This means that finding the best fashion writing often feels like a pretty fun and only occasionally frustrating treasure hunt. Here are a few jewels I found over the weekend:

1. Social Issues: A Woman In Uniform

The uniform is kinder to men than women. The vest fills men out, broadens their chests. Women are cocooned, squeezed, flattened, we become square and graceless, Lego figures come to life. A homemade poster in my first locker room showed a picture of a particularly short cop. “WANTED,” it read, “For Criminal Impersonation of a Mailbox.” It should make me feel sexless and maybe it would, if female cops weren’t fetishized so often and so blatantly.

This one is hard; “complicated” is the easy way to categorize the piece. I’m glad I read it but still don’t know how I feel about it.

2. Underneath It All

Lingerie will always live in paradox. Susurrations of satin, of lace, of boning, of silk, and of net, these garments hold our private parts; they are the garments meant to suggest but not announce, meant to seduce but not destroy, meant to support but not withhold, meant to define but not distort, meant to display but not expose. A beautiful set of lingerie can an exquisite thing. It’s also hideously expensive, usually hard to remove, and often pointlessly delicate. I have, for example, a gorgeous Mimi Holliday black lace bra; it cost $80 on sale and now sports a hole the size of a fingertip from ungentle removal. A beautiful set of lingerie is like nothing so much as a hymen: largely symbolic, uniquely female, and easily rent. “Rent” as in torn; no one wants to let other’s underwear.

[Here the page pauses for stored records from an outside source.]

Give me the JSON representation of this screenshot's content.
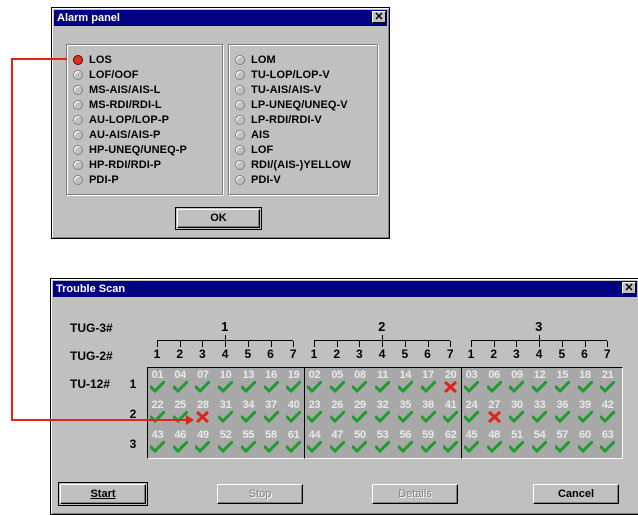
{
  "alarm_panel": {
    "title": "Alarm panel",
    "close_label": "✕",
    "left_options": [
      {
        "label": "LOS",
        "selected": true
      },
      {
        "label": "LOF/OOF",
        "selected": false
      },
      {
        "label": "MS-AIS/AIS-L",
        "selected": false
      },
      {
        "label": "MS-RDI/RDI-L",
        "selected": false
      },
      {
        "label": "AU-LOP/LOP-P",
        "selected": false
      },
      {
        "label": "AU-AIS/AIS-P",
        "selected": false
      },
      {
        "label": "HP-UNEQ/UNEQ-P",
        "selected": false
      },
      {
        "label": "HP-RDI/RDI-P",
        "selected": false
      },
      {
        "label": "PDI-P",
        "selected": false
      }
    ],
    "right_options": [
      {
        "label": "LOM",
        "selected": false
      },
      {
        "label": "TU-LOP/LOP-V",
        "selected": false
      },
      {
        "label": "TU-AIS/AIS-V",
        "selected": false
      },
      {
        "label": "LP-UNEQ/UNEQ-V",
        "selected": false
      },
      {
        "label": "LP-RDI/RDI-V",
        "selected": false
      },
      {
        "label": "AIS",
        "selected": false
      },
      {
        "label": "LOF",
        "selected": false
      },
      {
        "label": "RDI/(AIS-)YELLOW",
        "selected": false
      },
      {
        "label": "PDI-V",
        "selected": false
      }
    ],
    "ok_label": "OK"
  },
  "trouble_scan": {
    "title": "Trouble Scan",
    "close_label": "✕",
    "tug3_label": "TUG-3#",
    "tug2_label": "TUG-2#",
    "tu12_label": "TU-12#",
    "tug3_values": [
      "1",
      "2",
      "3"
    ],
    "tug2_values": [
      "1",
      "2",
      "3",
      "4",
      "5",
      "6",
      "7"
    ],
    "row_labels": [
      "1",
      "2",
      "3"
    ],
    "grid": [
      [
        [
          "01",
          "04",
          "07",
          "10",
          "13",
          "16",
          "19"
        ],
        [
          "02",
          "05",
          "08",
          "11",
          "14",
          "17",
          "20"
        ],
        [
          "03",
          "06",
          "09",
          "12",
          "15",
          "18",
          "21"
        ]
      ],
      [
        [
          "22",
          "25",
          "28",
          "31",
          "34",
          "37",
          "40"
        ],
        [
          "23",
          "26",
          "29",
          "32",
          "35",
          "38",
          "41"
        ],
        [
          "24",
          "27",
          "30",
          "33",
          "36",
          "39",
          "42"
        ]
      ],
      [
        [
          "43",
          "46",
          "49",
          "52",
          "55",
          "58",
          "61"
        ],
        [
          "44",
          "47",
          "50",
          "53",
          "56",
          "59",
          "62"
        ],
        [
          "45",
          "48",
          "51",
          "54",
          "57",
          "60",
          "63"
        ]
      ]
    ],
    "alarm_cells": [
      "20",
      "28",
      "27"
    ],
    "colors": {
      "ok": "#1f9a2e",
      "alarm": "#e02418",
      "connector": "#e02418"
    },
    "buttons": {
      "start": "Start",
      "stop": "Stop",
      "details": "Details",
      "cancel": "Cancel"
    }
  }
}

This one is beautiful; “soft” isn’t the right word, but I’ve been reading a lot of Chelsea’s writing lately and maybe I would categorize it as having a kind of padded texture. This brief essay on the history of lingerie paired with Chelsea’s own excavation of the concept is…plush, let’s say.

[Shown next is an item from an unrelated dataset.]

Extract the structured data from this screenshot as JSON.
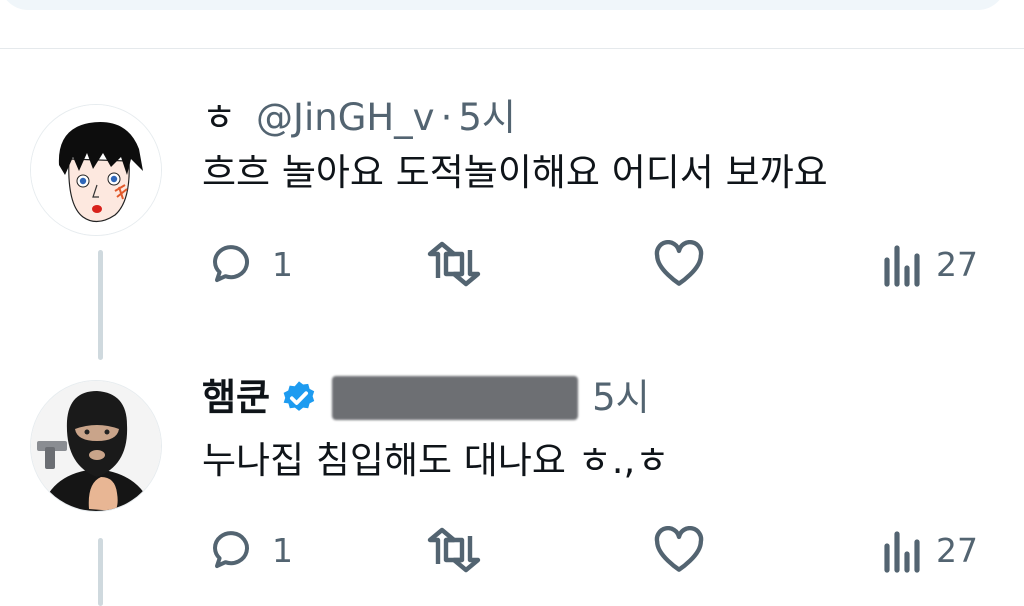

3. The Sixties, Jenny Diski

She was the most perfect age I could imagine, and all the more worthy of worship because she was dressed incomprehensibly from head to foot in black — her hair-enclosing snood, short dress, thick tights, skating books and gloves were all relentlessly black. I finally got up the courage to ask her at the end of one of her spins why she was all in black. She looked down at me for a moment with a wonderfully melancholic expression, and told me solemn-faced, “I am in mourning for my life.” I was far too young to recognize the adolescent melodrama of her dress or the existentially induced world-weary self-description. She was the most magnificent, most mysteriously glamorous create I had ever seen…

…Growing up is partly about trying on superficial looks to match how people want to see you, and how you want to see yourself. Controlling how people literally view you is a way of learning to construct a sense of self, until you become confident enough to proceed the other way around. Everyone does it, from the moment they look into a mirror and realize that they can see themselves and therefore other people can see then, and that they have a body which, with a bit of effort, can be brought under the mind’s control. It is in the nature of youth to play with style in an effort to come to terms to substance. Easy enough, too, to get stuck there.

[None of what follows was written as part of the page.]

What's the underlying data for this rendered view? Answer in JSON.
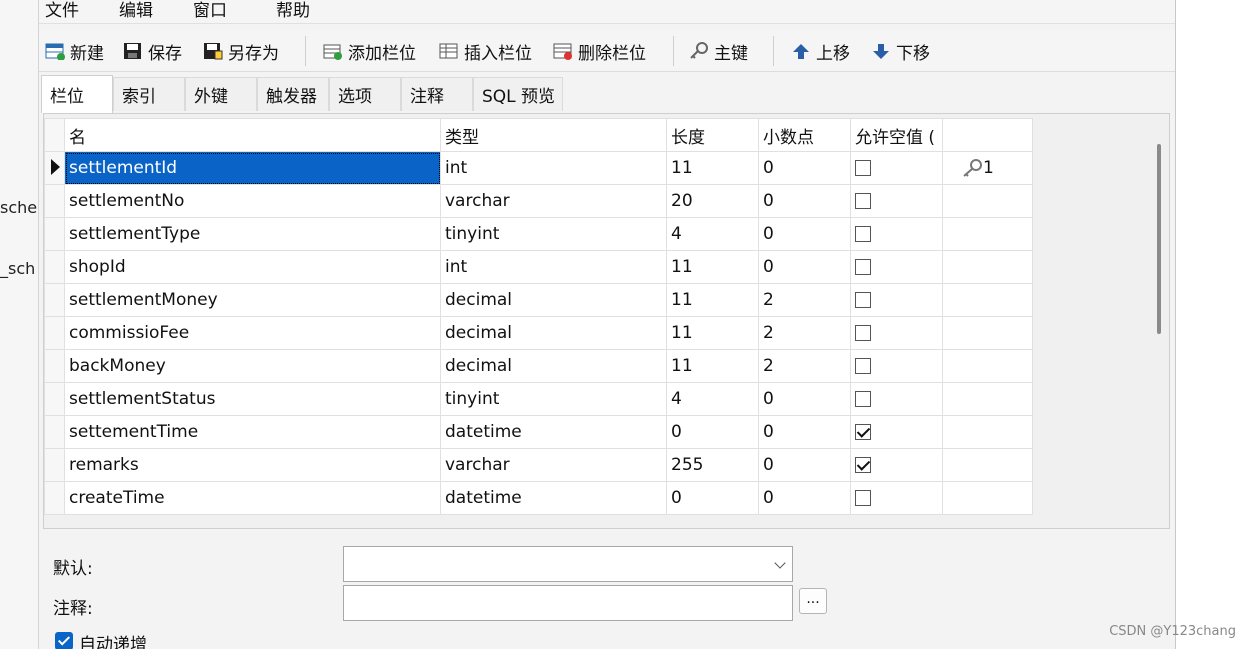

Have you noticed that my obsession with Jenny Diski has only grown in recent weeks? She’s just the best at everything, and never better than when she’s describing her favorite clothes and the aesthetics of the sixties. True story: I loved this book so much that I read it in a single sitting (the plane ride from New York to Toronto) and made a little note to myself to use this paragraph in this very post you’re reading! And I as disembarked the plane I was so smug, thinking ha ha, I have this post all sorted out, I’m so glad I made a productive use of my time on this flight, and then I realized I had left the book on the plane. What a charming example of my flighty irresponsible tendencies, right? o____O. Anyway, you should read all of these things.